Prostatic cyst often develop secondary to prostatic hyperplasia, where there is variable distension of prostatic acini to form cystic structures, and can form in dogs with no pathological evidence of prostatic disease. They have also been reported in canine cryptorchidism and perineal hernias. A significant proportion have secondary bacterial infections. Histologically these cysts are lined by normal glandular cells.
Clinically affected dogs usually present with prostatomegaly-related signs such as tenesmus, constipation and flattened feces.
Diagnosis is based on rectal examination augmented with abdominal ultrasonography, MRI, and histopathology of tissue samples obtained during exploratory laparotomy. Mineralization of paraprostatic cysts is more common than originally thought, and radiography is an important aspect of proper diagnostic workup to identifying the presence of these cysts.
Accidental diagnoses have also been made during routine cystocentesis, when fluid has inadvertently been collected from the prostatic cyst.
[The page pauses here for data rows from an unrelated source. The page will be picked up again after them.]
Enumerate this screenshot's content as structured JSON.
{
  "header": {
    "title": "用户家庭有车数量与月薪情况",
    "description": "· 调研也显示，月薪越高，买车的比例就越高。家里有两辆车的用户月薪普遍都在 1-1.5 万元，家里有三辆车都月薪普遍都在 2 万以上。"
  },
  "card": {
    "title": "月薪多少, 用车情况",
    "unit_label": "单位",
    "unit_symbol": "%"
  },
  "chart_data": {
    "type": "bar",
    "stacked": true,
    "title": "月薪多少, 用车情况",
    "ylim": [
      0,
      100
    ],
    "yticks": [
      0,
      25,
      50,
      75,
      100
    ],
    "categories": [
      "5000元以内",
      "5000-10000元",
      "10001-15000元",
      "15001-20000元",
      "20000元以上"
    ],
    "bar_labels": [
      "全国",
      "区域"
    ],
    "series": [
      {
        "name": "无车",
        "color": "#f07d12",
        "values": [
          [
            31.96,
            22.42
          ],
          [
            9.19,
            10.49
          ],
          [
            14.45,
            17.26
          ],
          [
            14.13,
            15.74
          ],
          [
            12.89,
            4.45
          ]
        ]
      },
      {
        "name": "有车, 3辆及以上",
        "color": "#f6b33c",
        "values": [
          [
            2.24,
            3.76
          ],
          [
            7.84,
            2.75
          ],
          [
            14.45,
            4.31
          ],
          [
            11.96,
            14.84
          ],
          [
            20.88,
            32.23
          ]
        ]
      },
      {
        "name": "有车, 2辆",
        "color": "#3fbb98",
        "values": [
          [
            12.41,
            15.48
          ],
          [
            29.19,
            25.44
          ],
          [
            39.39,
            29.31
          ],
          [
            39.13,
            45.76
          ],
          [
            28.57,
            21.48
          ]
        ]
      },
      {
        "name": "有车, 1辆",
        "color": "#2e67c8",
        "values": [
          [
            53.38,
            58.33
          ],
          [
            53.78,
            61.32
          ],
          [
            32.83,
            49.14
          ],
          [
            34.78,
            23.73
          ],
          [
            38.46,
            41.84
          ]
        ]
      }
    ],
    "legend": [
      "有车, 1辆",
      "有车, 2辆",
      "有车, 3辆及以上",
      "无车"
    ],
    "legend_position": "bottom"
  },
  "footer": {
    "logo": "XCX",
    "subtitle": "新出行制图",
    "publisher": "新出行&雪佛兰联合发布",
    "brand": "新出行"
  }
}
Treatment usually requires broad-spectrum antimicrobial coverage if indicated, such as cefovecin and surgical extirpation of the cysts. These dogs tend to require a more aggressive surgical therapy than percutaneous drainage alone. Ultrasound-guided percutaneous drainage is usually recommended, or exploratory laparotomy with extirpation of the cystic prostate and omentalization or marsupialization of the defect.